The canvas shows the array as a row of cells. Each cell contains its value. The active range (low to high) is drawn with full brightness. Elements outside the range are dimmed. The midpoint is highlighted in a distinct color. When the target is found, that cell lights up. If the target isn't found, the whole array dims to show the failed search.

function draw() {
  ctx.clearRect(0, 0, canvas.width, canvas.height);
  
  for (let i = 0; i < array.length; i++) {
    const inRange = i >= low && i <= high;
    const isMid = i === mid;
    const isFound = found && i === foundIndex;
    
    // Set color based on state
    if (isFound) {
      ctx.fillStyle = '#22c55e'; // green for found
    } else if (isMid) {
      ctx.fillStyle = '#f59e0b'; // amber for midpoint
    } else if (inRange) {
      ctx.fillStyle = '#14b8a6'; // teal for in-range
    } else {
      ctx.fillStyle = '#374151'; // dim gray for eliminated
    }
    
    drawCell(i, array[i]);
  }
}

The color progression tells the story: bright elements are still candidates, dimmed elements have been eliminated, the amber cell is the current midpoint under examination, and green marks success.
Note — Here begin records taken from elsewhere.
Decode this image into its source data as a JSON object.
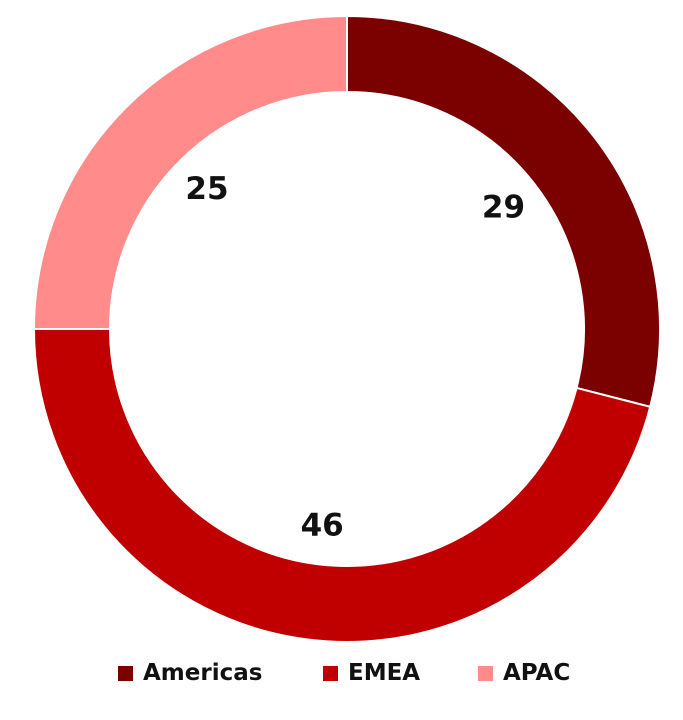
{
  "chart_data": {
    "type": "pie",
    "variant": "donut",
    "categories": [
      "Americas",
      "EMEA",
      "APAC"
    ],
    "values": [
      29,
      46,
      25
    ],
    "colors": [
      "#7b0000",
      "#c00000",
      "#ff8b8b"
    ],
    "data_labels": [
      "29",
      "46",
      "25"
    ],
    "start_angle": "top (12 o'clock)",
    "direction": "clockwise",
    "legend_position": "bottom"
  }
}
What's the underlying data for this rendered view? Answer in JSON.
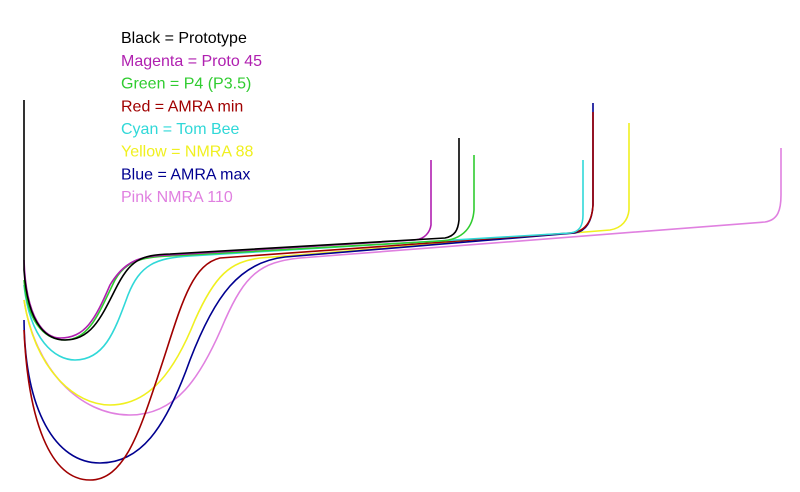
{
  "legend": [
    {
      "text": "Black = Prototype",
      "color": "#000000"
    },
    {
      "text": "Magenta = Proto 45",
      "color": "#b020b0"
    },
    {
      "text": "Green = P4 (P3.5)",
      "color": "#30cc30"
    },
    {
      "text": "Red = AMRA min",
      "color": "#a00000"
    },
    {
      "text": "Cyan = Tom Bee",
      "color": "#30d8d8"
    },
    {
      "text": "Yellow = NMRA 88",
      "color": "#f0f020"
    },
    {
      "text": "Blue = AMRA max",
      "color": "#000090"
    },
    {
      "text": "Pink NMRA 110",
      "color": "#e080e0"
    }
  ]
}
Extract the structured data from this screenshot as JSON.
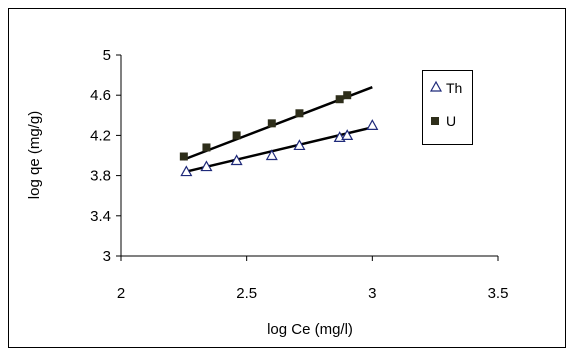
{
  "chart_data": {
    "type": "scatter",
    "xlabel": "log Ce (mg/l)",
    "ylabel": "log qe (mg/g)",
    "xlim": [
      2,
      3.5
    ],
    "ylim": [
      3,
      5
    ],
    "x_ticks": [
      2,
      2.5,
      3,
      3.5
    ],
    "x_tick_labels": [
      "2",
      "2.5",
      "3",
      "3.5"
    ],
    "y_ticks": [
      3,
      3.4,
      3.8,
      4.2,
      4.6,
      5
    ],
    "y_tick_labels": [
      "3",
      "3.4",
      "3.8",
      "4.2",
      "4.6",
      "5"
    ],
    "grid": false,
    "legend_position": "right",
    "series": [
      {
        "name": "Th",
        "marker": "open-triangle",
        "color": "#1F2A7A",
        "points": [
          {
            "x": 2.26,
            "y": 3.84
          },
          {
            "x": 2.34,
            "y": 3.89
          },
          {
            "x": 2.46,
            "y": 3.95
          },
          {
            "x": 2.6,
            "y": 4.0
          },
          {
            "x": 2.71,
            "y": 4.1
          },
          {
            "x": 2.87,
            "y": 4.18
          },
          {
            "x": 2.9,
            "y": 4.2
          },
          {
            "x": 3.0,
            "y": 4.3
          }
        ],
        "trendline": {
          "x": [
            2.26,
            3.0
          ],
          "y": [
            3.84,
            4.28
          ]
        }
      },
      {
        "name": "U",
        "marker": "filled-square",
        "color": "#2E2E1A",
        "points": [
          {
            "x": 2.25,
            "y": 3.99
          },
          {
            "x": 2.34,
            "y": 4.08
          },
          {
            "x": 2.46,
            "y": 4.2
          },
          {
            "x": 2.6,
            "y": 4.32
          },
          {
            "x": 2.71,
            "y": 4.42
          },
          {
            "x": 2.87,
            "y": 4.56
          },
          {
            "x": 2.9,
            "y": 4.6
          }
        ],
        "trendline": {
          "x": [
            2.25,
            3.0
          ],
          "y": [
            3.96,
            4.68
          ]
        }
      }
    ]
  }
}
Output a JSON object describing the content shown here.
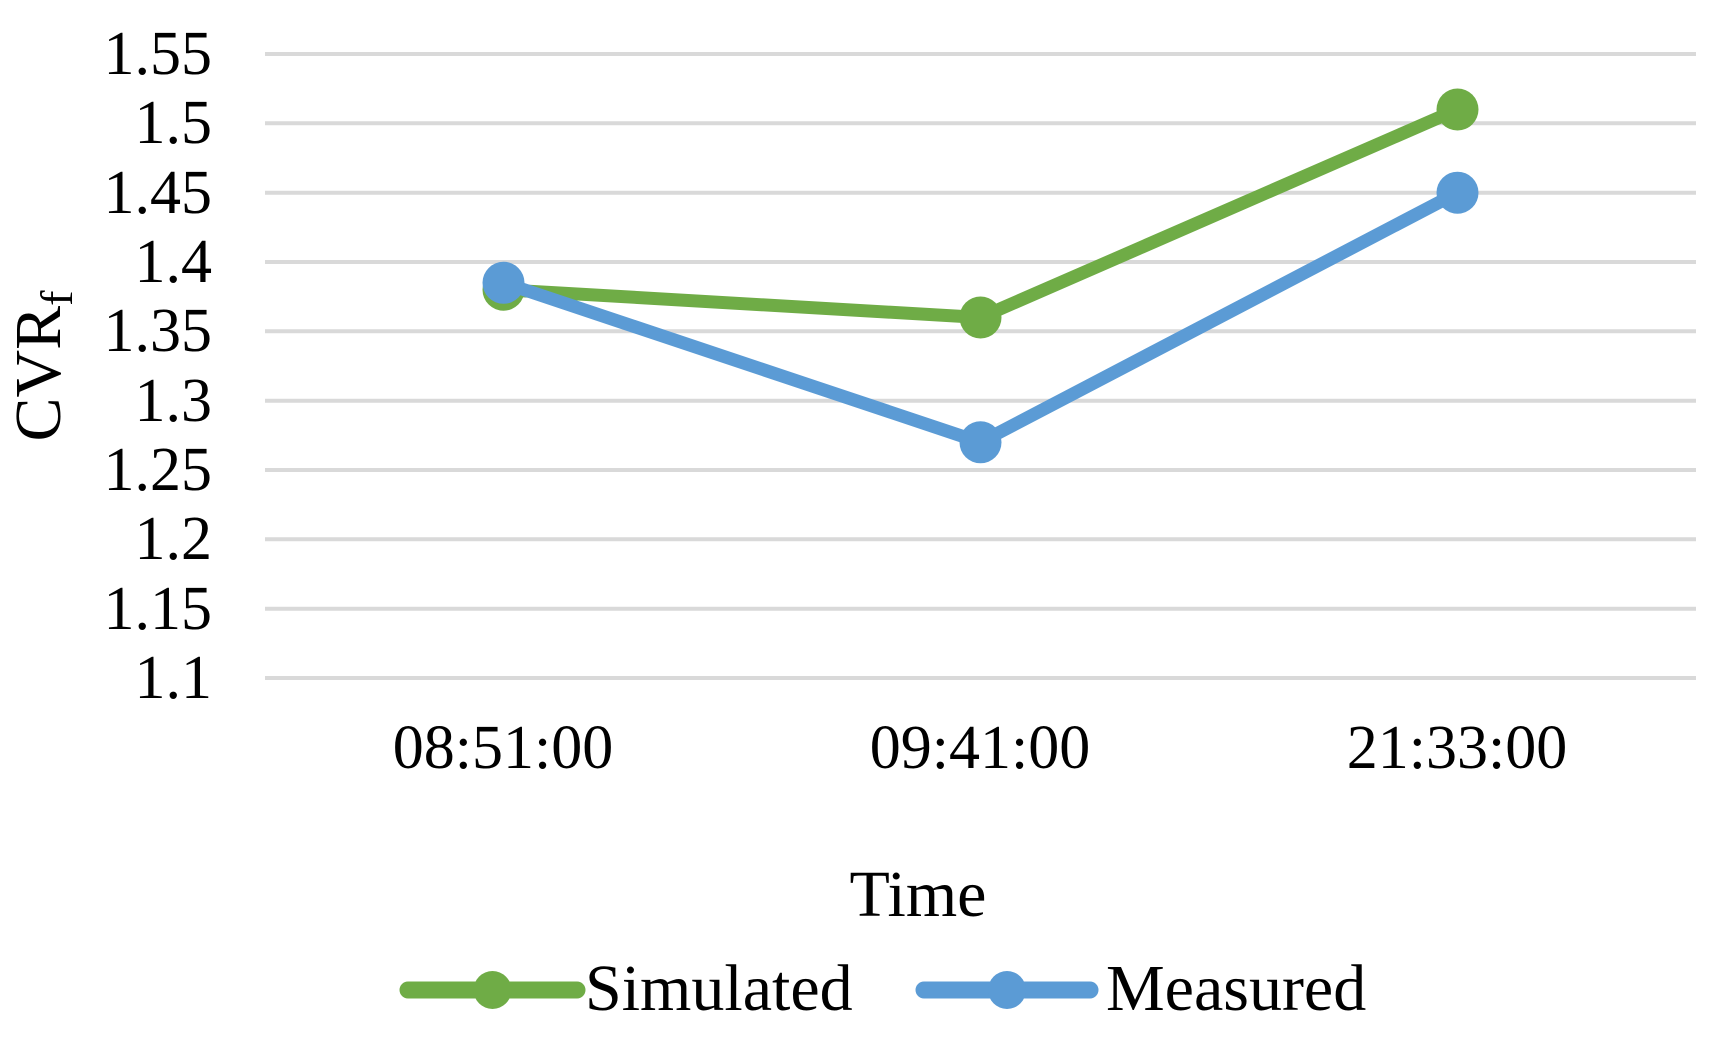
{
  "chart_data": {
    "type": "line",
    "title": "",
    "xlabel": "Time",
    "ylabel": "CVR",
    "ylabel_subscript": "f",
    "categories": [
      "08:51:00",
      "09:41:00",
      "21:33:00"
    ],
    "series": [
      {
        "name": "Simulated",
        "color": "#6FAC46",
        "values": [
          1.38,
          1.36,
          1.51
        ]
      },
      {
        "name": "Measured",
        "color": "#5B9BD5",
        "values": [
          1.385,
          1.27,
          1.45
        ]
      }
    ],
    "y_axis": {
      "min": 1.1,
      "max": 1.55,
      "step": 0.05,
      "tick_labels_top_to_bottom": [
        "1.55",
        "1.5",
        "1.45",
        "1.4",
        "1.35",
        "1.3",
        "1.25",
        "1.2",
        "1.15",
        "1.1"
      ]
    },
    "grid": true,
    "gridline_color": "#D9D9D9",
    "text_color": "#000000",
    "legend_position": "bottom",
    "marker": "circle"
  }
}
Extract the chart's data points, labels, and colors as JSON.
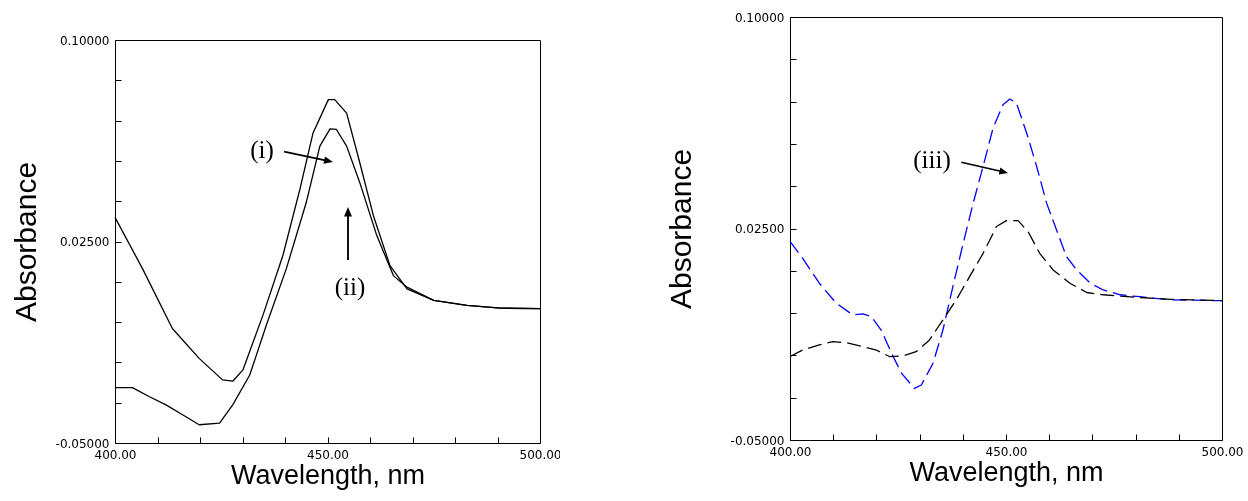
{
  "chart_data": [
    {
      "type": "line",
      "xlabel": "Wavelength, nm",
      "ylabel": "Absorbance",
      "xlim": [
        400,
        500
      ],
      "ylim": [
        -0.05,
        0.1
      ],
      "xticks": [
        {
          "value": 400,
          "label": "400.00"
        },
        {
          "value": 410,
          "label": null
        },
        {
          "value": 420,
          "label": null
        },
        {
          "value": 430,
          "label": null
        },
        {
          "value": 440,
          "label": null
        },
        {
          "value": 450,
          "label": "450.00"
        },
        {
          "value": 460,
          "label": null
        },
        {
          "value": 470,
          "label": null
        },
        {
          "value": 480,
          "label": null
        },
        {
          "value": 490,
          "label": null
        },
        {
          "value": 500,
          "label": "500.00"
        }
      ],
      "yticks": [
        {
          "value": -0.05,
          "label": "-0.05000"
        },
        {
          "value": -0.035,
          "label": null
        },
        {
          "value": -0.02,
          "label": null
        },
        {
          "value": -0.005,
          "label": null
        },
        {
          "value": 0.01,
          "label": null
        },
        {
          "value": 0.025,
          "label": "0.02500"
        },
        {
          "value": 0.04,
          "label": null
        },
        {
          "value": 0.055,
          "label": null
        },
        {
          "value": 0.07,
          "label": null
        },
        {
          "value": 0.085,
          "label": null
        },
        {
          "value": 0.1,
          "label": "0.10000"
        }
      ],
      "series": [
        {
          "color": "#000000",
          "line_style": "solid",
          "x": [
            400,
            406.5,
            413.5,
            419.8,
            425.3,
            427.7,
            430.1,
            434.8,
            439.5,
            443.5,
            446.6,
            450.2,
            451.7,
            454.5,
            457.6,
            460.8,
            464.7,
            468.7,
            475,
            482.8,
            490.7,
            500
          ],
          "values": [
            0.034,
            0.0148,
            -0.0074,
            -0.0185,
            -0.0265,
            -0.027,
            -0.0228,
            -0.0025,
            0.0198,
            0.0444,
            0.0654,
            0.0778,
            0.0778,
            0.0728,
            0.0543,
            0.0346,
            0.016,
            0.0074,
            0.0031,
            0.0012,
            0.0002,
            0
          ]
        },
        {
          "color": "#000000",
          "line_style": "solid",
          "x": [
            400,
            404.1,
            408,
            412,
            415.9,
            419.8,
            424.6,
            427.7,
            431.7,
            435.6,
            440.3,
            445,
            448.2,
            450.6,
            452.1,
            454.5,
            457.6,
            461.6,
            465.5,
            468.7,
            475,
            482.8,
            490.7,
            500
          ],
          "values": [
            -0.0294,
            -0.0294,
            -0.0327,
            -0.0358,
            -0.0395,
            -0.0432,
            -0.0426,
            -0.0358,
            -0.0247,
            -0.0062,
            0.0148,
            0.0395,
            0.0605,
            0.0669,
            0.0667,
            0.0605,
            0.0469,
            0.0272,
            0.0123,
            0.008,
            0.0031,
            0.0012,
            0.0002,
            0
          ]
        }
      ],
      "annotations": [
        "(i)",
        "(ii)"
      ]
    },
    {
      "type": "line",
      "xlabel": "Wavelength, nm",
      "ylabel": "Absorbance",
      "xlim": [
        400,
        500
      ],
      "ylim": [
        -0.05,
        0.1
      ],
      "xticks": [
        {
          "value": 400,
          "label": "400.00"
        },
        {
          "value": 410,
          "label": null
        },
        {
          "value": 420,
          "label": null
        },
        {
          "value": 430,
          "label": null
        },
        {
          "value": 440,
          "label": null
        },
        {
          "value": 450,
          "label": "450.00"
        },
        {
          "value": 460,
          "label": null
        },
        {
          "value": 470,
          "label": null
        },
        {
          "value": 480,
          "label": null
        },
        {
          "value": 490,
          "label": null
        },
        {
          "value": 500,
          "label": "500.00"
        }
      ],
      "yticks": [
        {
          "value": -0.05,
          "label": "-0.05000"
        },
        {
          "value": -0.035,
          "label": null
        },
        {
          "value": -0.02,
          "label": null
        },
        {
          "value": -0.005,
          "label": null
        },
        {
          "value": 0.01,
          "label": null
        },
        {
          "value": 0.025,
          "label": "0.02500"
        },
        {
          "value": 0.04,
          "label": null
        },
        {
          "value": 0.055,
          "label": null
        },
        {
          "value": 0.07,
          "label": null
        },
        {
          "value": 0.085,
          "label": null
        },
        {
          "value": 0.1,
          "label": "0.10000"
        }
      ],
      "series": [
        {
          "color": "#0000ff",
          "line_style": "dashed",
          "x": [
            400,
            402.9,
            406.8,
            410.7,
            414.5,
            416.9,
            418.8,
            421.1,
            423.5,
            425.8,
            428.8,
            430.4,
            433.1,
            435.4,
            437.7,
            440.1,
            442.4,
            444.7,
            447,
            449.3,
            450.9,
            452.4,
            454.8,
            457.1,
            459.4,
            461.7,
            464,
            466.4,
            469.5,
            472.5,
            476.4,
            480.3,
            488,
            500
          ],
          "values": [
            0.0204,
            0.0145,
            0.0056,
            -0.0015,
            -0.0056,
            -0.0053,
            -0.0062,
            -0.011,
            -0.0192,
            -0.0263,
            -0.0317,
            -0.0305,
            -0.0228,
            -0.011,
            0.0044,
            0.0198,
            0.034,
            0.047,
            0.0606,
            0.0689,
            0.0709,
            0.0695,
            0.0588,
            0.047,
            0.034,
            0.0245,
            0.015,
            0.0103,
            0.0056,
            0.0032,
            0.0015,
            0.0009,
            -0.0003,
            -0.0006
          ]
        },
        {
          "color": "#000000",
          "line_style": "dashed",
          "x": [
            400,
            402.9,
            406.8,
            409.9,
            413,
            416.9,
            420,
            423,
            426.1,
            429.2,
            432.3,
            435.4,
            438.5,
            441.6,
            444.7,
            447.8,
            450.1,
            452.8,
            455.1,
            457.8,
            460.9,
            464.8,
            468.7,
            472.5,
            480.3,
            488,
            500
          ],
          "values": [
            -0.0204,
            -0.0181,
            -0.0163,
            -0.0151,
            -0.0155,
            -0.0169,
            -0.0181,
            -0.0204,
            -0.0202,
            -0.0187,
            -0.0145,
            -0.0074,
            -0.0003,
            0.008,
            0.0162,
            0.0257,
            0.0278,
            0.0278,
            0.0239,
            0.0162,
            0.0103,
            0.0056,
            0.0023,
            0.0015,
            0.0006,
            -0.0001,
            -0.0006
          ]
        }
      ],
      "annotations": [
        "(iii)"
      ]
    }
  ]
}
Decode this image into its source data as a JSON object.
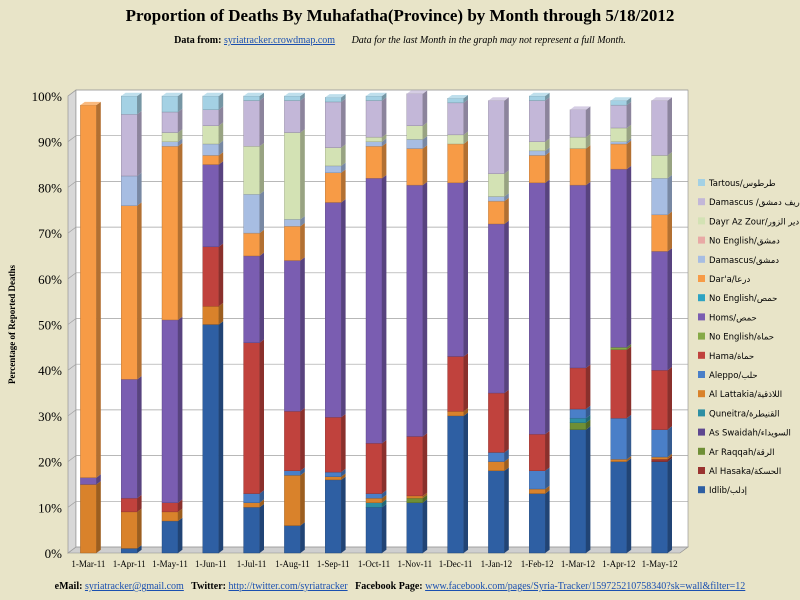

The visual shrinking of the active range makes the halving tangible in a way that code alone cannot.

What This Reveals

Binary search demonstrates a fundamental principle: logarithmic algorithms stay fast even as input size explodes. The intuition is geometric — each step cuts the problem in half, so the number of steps grows with the logarithm of size, not linearly with size. A billion-element array requires at most 30 comparisons. The visualization makes this concrete by showing exactly how few steps are needed, regardless of where the target hides. But there's a deeper lesson: the power comes entirely from the sorted structure. An unsorted array offers no purchase for halving. The cost of sorting is paid once, then binary search reaps the benefit forever. This is the design tradeoff: invest in structure that enables fast operations, or accept slow operations on unstructured data. Binary search is the canonical example of structure paying dividends.